One of the proposed conditions to be met under Article 12 Regulation 883/2004, contains the rule and its exemption : “the competent institution in the Member State where the person concerned normally pursues the activity has been notified about the pursuit of the activity in the other Member State and received a request, prior to the start of the activity for the continued application of its legislation. No such formal request need be made where the activity pursued concerns a business trip” [Art 12.1 (c) new- A8-0386/2018]
Is that provision applicable regardless the number of business trips foreseeable?
The proposal for the amendment of Article 14 Regulation 987/2009 defines the concept of business trip : “ For the purpose of the application of point (c) of Article 12(1) and point (c) of Article 12(2) of the basic Regulation, “business trip” means a temporary activity related to the business interests of the employer, not including the provision of services or the delivery of goods, such as attending internal and external business meetings, attending conferences and seminars, negotiating business deals, undertaking sales or marketing activities, performing internal or client audits, exploring business opportunities, or attending and receiving training.” (A8-0386/2018).
It must be first observed that the enumeration of activities fail under the business trip definition is not exhaustive.
In regard to the concept of “provision of services”, pursuant to Article 57TFEU:
“Services shall be considered to be ‘services’ within the meaning of the Treaties where they are normally provided for remuneration, in so far as they are not governed by the provisions relating to freedom of movement for goods, capital and persons.
Services shall in particular include:
a) activities of an industrial character;
b) activities of a commercial character;
c) activities of craftsmen;
d) activities of the professions.
Without prejudice to the provisions of the Chapter relating to the right of establishment, the person providing a service may, in order to do so, temporarily pursue his activity in the Member State where the service is provided, under the same conditions as are imposed by that State on its own nationals”
We take the view that a business trip fails under Art 57TFEU.
The definition suggested by the EP, makes no reference to national legislations.
The concept of business trip would be an autonomous concept (in reation to the social security coordination regulations)
Where on the one hand, the definition contains a non-exhaustive list of permitted activities, and on the other hand, the exclusion of “provision of services” cannot bring more clarity, only the ECJ’ case law would add to the case.
With simple words, we take the view that the amendment proposed by the EP, will lead to a judicial debate in regard to the concept of “provision of services” and in regard to other (non-listed) activities that qualify as business activities.

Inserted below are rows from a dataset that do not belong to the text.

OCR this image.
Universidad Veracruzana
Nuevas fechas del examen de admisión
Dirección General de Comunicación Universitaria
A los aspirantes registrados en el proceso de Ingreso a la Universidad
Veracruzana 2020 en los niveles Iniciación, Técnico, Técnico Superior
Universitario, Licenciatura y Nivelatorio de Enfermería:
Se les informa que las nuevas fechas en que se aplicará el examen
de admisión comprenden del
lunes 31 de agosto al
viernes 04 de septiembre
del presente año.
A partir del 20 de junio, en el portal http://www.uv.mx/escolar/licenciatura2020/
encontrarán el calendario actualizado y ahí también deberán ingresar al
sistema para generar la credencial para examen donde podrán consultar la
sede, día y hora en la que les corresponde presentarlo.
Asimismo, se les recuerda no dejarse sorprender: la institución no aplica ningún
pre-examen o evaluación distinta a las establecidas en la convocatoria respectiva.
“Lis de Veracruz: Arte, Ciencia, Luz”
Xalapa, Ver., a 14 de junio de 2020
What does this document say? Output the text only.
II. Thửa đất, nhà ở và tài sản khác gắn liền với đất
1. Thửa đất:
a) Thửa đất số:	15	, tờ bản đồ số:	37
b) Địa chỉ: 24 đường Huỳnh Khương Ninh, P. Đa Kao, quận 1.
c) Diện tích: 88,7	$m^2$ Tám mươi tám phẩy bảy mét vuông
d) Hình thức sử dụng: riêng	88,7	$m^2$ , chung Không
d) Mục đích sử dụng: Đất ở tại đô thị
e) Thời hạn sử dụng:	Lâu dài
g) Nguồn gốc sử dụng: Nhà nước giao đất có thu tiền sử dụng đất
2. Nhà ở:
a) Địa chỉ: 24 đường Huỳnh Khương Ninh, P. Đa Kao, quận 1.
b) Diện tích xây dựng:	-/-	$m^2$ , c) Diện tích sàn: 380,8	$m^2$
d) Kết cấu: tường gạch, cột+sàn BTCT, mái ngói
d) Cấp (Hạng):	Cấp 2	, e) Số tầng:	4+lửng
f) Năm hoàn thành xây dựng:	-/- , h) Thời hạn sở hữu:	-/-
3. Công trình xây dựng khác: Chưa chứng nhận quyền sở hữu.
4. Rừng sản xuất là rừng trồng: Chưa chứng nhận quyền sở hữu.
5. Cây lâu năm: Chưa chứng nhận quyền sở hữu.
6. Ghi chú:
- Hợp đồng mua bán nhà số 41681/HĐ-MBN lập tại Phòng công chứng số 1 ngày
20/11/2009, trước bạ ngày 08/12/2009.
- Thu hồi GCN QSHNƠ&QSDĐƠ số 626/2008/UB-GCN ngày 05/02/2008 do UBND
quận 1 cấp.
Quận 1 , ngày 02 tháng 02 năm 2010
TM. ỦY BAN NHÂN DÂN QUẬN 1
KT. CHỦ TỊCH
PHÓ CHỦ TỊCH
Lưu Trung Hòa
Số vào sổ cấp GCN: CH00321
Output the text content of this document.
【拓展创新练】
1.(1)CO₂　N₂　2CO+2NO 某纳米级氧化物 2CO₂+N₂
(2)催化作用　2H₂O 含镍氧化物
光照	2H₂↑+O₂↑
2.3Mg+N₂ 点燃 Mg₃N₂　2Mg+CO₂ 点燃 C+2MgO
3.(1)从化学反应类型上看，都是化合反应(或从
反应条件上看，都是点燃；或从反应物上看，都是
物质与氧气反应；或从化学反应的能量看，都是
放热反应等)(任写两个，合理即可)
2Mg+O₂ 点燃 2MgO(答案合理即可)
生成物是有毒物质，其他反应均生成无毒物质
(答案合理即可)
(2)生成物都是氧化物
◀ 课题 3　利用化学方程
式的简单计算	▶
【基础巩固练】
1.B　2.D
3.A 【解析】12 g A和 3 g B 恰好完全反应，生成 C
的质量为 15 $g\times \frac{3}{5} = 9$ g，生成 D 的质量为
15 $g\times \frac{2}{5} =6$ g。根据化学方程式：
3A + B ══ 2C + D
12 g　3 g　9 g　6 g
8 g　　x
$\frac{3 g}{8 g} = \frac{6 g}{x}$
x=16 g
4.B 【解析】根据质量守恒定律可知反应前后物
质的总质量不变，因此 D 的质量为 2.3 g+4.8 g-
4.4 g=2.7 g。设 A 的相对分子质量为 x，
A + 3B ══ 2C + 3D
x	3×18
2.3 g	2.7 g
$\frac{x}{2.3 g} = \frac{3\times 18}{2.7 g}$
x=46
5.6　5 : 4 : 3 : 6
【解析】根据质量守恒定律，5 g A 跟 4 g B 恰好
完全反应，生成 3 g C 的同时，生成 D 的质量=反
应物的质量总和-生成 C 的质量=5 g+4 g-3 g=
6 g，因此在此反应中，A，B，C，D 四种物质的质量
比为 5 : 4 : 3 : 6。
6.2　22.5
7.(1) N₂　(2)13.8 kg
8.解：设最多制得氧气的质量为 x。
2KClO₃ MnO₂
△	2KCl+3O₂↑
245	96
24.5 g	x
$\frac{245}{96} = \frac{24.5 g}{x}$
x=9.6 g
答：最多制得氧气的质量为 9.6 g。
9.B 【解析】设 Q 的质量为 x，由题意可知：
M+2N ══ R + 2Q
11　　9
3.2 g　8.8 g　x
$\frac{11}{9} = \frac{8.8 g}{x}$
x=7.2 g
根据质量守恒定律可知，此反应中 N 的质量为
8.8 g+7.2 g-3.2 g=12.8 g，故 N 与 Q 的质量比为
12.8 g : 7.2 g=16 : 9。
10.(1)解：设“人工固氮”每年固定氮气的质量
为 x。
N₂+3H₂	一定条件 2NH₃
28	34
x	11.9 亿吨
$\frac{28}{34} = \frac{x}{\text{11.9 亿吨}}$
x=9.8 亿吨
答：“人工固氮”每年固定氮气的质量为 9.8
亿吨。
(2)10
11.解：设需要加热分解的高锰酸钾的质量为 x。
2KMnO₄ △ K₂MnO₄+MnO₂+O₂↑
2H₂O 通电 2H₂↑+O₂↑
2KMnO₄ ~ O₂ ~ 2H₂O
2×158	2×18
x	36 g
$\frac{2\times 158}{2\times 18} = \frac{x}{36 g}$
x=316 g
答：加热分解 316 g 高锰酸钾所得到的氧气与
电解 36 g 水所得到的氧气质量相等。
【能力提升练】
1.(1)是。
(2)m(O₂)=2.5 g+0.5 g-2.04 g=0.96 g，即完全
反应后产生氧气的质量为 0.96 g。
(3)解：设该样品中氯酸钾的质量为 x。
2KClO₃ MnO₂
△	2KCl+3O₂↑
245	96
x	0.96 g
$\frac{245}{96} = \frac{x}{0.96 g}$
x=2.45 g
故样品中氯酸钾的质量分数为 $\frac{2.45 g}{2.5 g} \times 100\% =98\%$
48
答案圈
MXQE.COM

A different approach can be considered.
The concept of marginal activity is relevant only for the application of Article 13 Regulation 883/2004, and the ECJ’ case law has clarified its scope.
In view of simplifying the coordination rules in the field of social security (one of the purposes of the regulations for the coordination of social security systems), the same concept can be used “by extension” in the meaning of Article 12 Regulation 883/2004.
Considering an average of 252 working days in a calendar year, a period of 12 working days would represent below 5% of the working time. The activity carried out would be then a marginal activity in the sense of Article 12 Regulation 883/2004. The 12 days period shall apply per Member State.
It is probably more pragmatic to consider that any activity, carried out by an employed person, in another Member State, over a period of maximum 12 working days in a calendar year, is excluded from the scope of Article 12 and 13 Regulation 883/2004 (and in context, Article 16 Regulation 987/2009 does not apply)
An employed person who is covered under the legislation of a Member State and who performs activities in the territory of another Member State over a period does not exceed 12 working days in a calendar year, in respect of those activities, shall be subject only to the legislation of the former Member State as though those activities were performed in its territory.
It is obviously difficult to audit such a limitation. However, it is not easier to verify whether a person attends business meetings in the sense of the EP proposal, or work meetings related to a project in the framework of provision of services. It is probably easier to verify the period of stay rather than the nature of the activity carried out.